The collection features five stories and a frame – a wounded angel has fallen deep in the woods, only to be found by a group of faeries. They hold a tribunal to decide his fate – should they aid, ignore, or kill him? Every faerie has a story to tell, but no one truly knows the nature of angels. Are they guardians or killers? Righteous soldiers or the ideal lover? And what, exactly, is their relationship with the fae-folk? The tribunal’s stories imagine several different facets of angels; there’s a retelling of Adam and Eve, a chance meeting in a bar with an angel who’s part of weapons development, a woman hiding from an angel of death, a clumsy serving girl who’s attracted the attention of an angel, and the fall of Lucifer as a sort of creation story. The tribunal comes to a surprising ending, leaving us to wonder just how much truth was in the tales.
The five stories are written by accomplished writers in both the world of comics and prose literature: Holly Black, Louise Hawes, Todd Mitchell, Alisa Kwitney, and Bill Willingham. As is the case with most collections, some stories are stronger than others. Hawes’s “Original Sin,” a different take on Adam and Eve’s departure from Eden, contains some of the most breathtaking art and stands well on its own literary merits. Readers will enjoy the twist on the serpent and who took the first bite. Willingham’s “Story Within the Story Within” is perhaps the most intriguing of the bunch, though the tone and setting jar with the rest of the work. It’s told in a more current setting, as a sort of confessional by an angel who’s been working on the escalating war between Heaven and Hell. His contribution is engaging in a way that many of the other stories aren’t able to match; the characters are well-defined and the politics of Heaven are fleshed out. The pacing in other works is often muddled, either moving too slowly or condensing parts that would’ve been better served with a few additional pages.
Guay’s art is the real attraction here. Her watercolors and oils are stunning, giving the book a classical feel. Each story gets its own unique style, all of them beautiful and fitting for the content. It’s tempting to reread the work just to bask in Guay’s drawings. While the five stories are told in vivid, lush colors, the frame is illustrated using a monochrome palette, lending it a certain timeless quality.
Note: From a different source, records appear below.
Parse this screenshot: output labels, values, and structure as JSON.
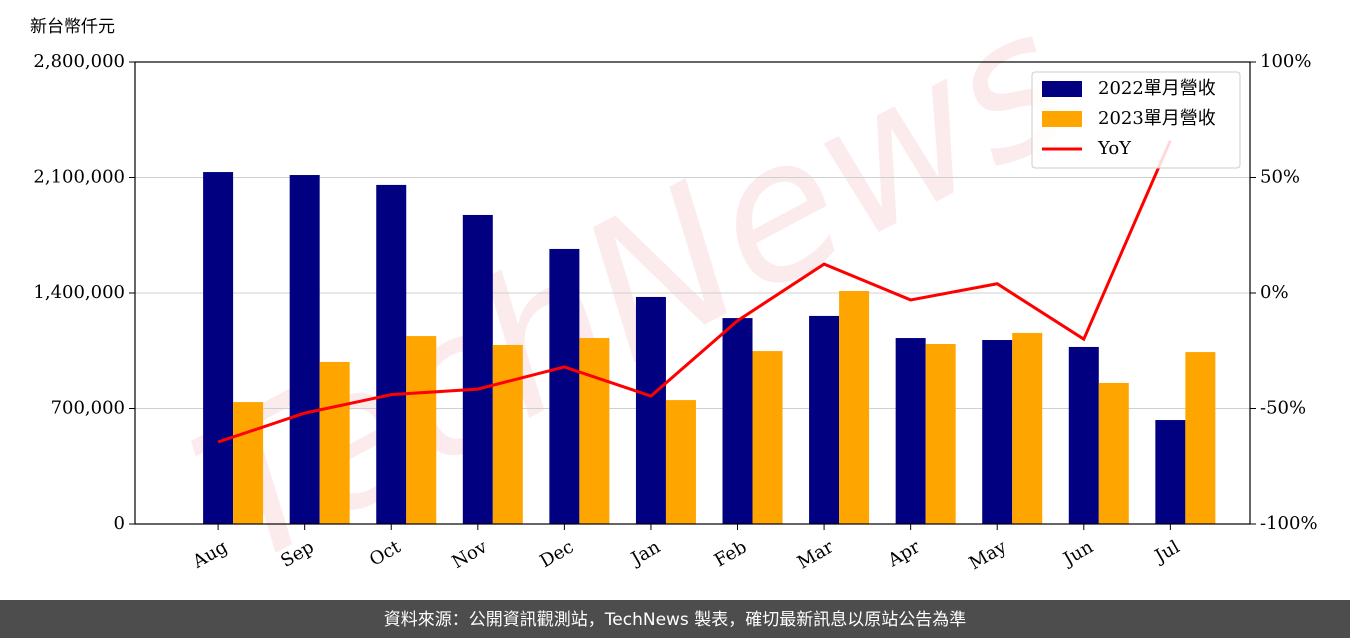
{
  "chart_data": {
    "type": "bar_line",
    "y_label": "新台幣仟元",
    "watermark": "TechNews",
    "footer": "資料來源：公開資訊觀測站，TechNews 製表，確切最新訊息以原站公告為準",
    "categories": [
      "Aug",
      "Sep",
      "Oct",
      "Nov",
      "Dec",
      "Jan",
      "Feb",
      "Mar",
      "Apr",
      "May",
      "Jun",
      "Jul"
    ],
    "series": [
      {
        "name": "2022單月營收",
        "color": "#000080",
        "type": "bar",
        "values": [
          2133000,
          2115000,
          2055000,
          1873000,
          1667000,
          1376000,
          1248000,
          1261000,
          1127000,
          1115000,
          1073000,
          630000
        ]
      },
      {
        "name": "2023單月營收",
        "color": "#ffa500",
        "type": "bar",
        "values": [
          739000,
          982000,
          1139000,
          1085000,
          1127000,
          751000,
          1048000,
          1412000,
          1091000,
          1158000,
          855000,
          1042000
        ]
      },
      {
        "name": "YoY",
        "color": "#ff0000",
        "type": "line",
        "axis": "y2",
        "values": [
          -64.5,
          -52,
          -44,
          -41.6,
          -32,
          -44.6,
          -12,
          12.5,
          -3,
          4,
          -20,
          66
        ]
      }
    ],
    "ylim": [
      0,
      2800000
    ],
    "yticks": [
      0,
      {
        "value": 700000,
        "label": "700,000"
      },
      {
        "value": 1400000,
        "label": "1,400,000"
      },
      {
        "value": 2100000,
        "label": "2,100,000"
      },
      {
        "value": 2800000,
        "label": "2,800,000"
      }
    ],
    "y2lim": [
      -100,
      100
    ],
    "y2ticks": [
      {
        "value": -100,
        "label": "-100%"
      },
      {
        "value": -50,
        "label": "-50%"
      },
      {
        "value": 0,
        "label": "0%"
      },
      {
        "value": 50,
        "label": "50%"
      },
      {
        "value": 100,
        "label": "100%"
      }
    ],
    "grid": true,
    "legend": "upper right"
  }
}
Fans of angel lore may enjoy this offering. While the book is about a religious topic – how do you write about angels without religion coming in to question? – the writers and Guay manage to stay away from preachiness. This feels more like a collection of myths and folktales, rather than a faith-based text. The art outshines the storytelling, which may leave many readers unsatisfied with the collection. A short page count, abrupt ending, and uneven writing may outweigh the value of the gorgeous art and stronger stories.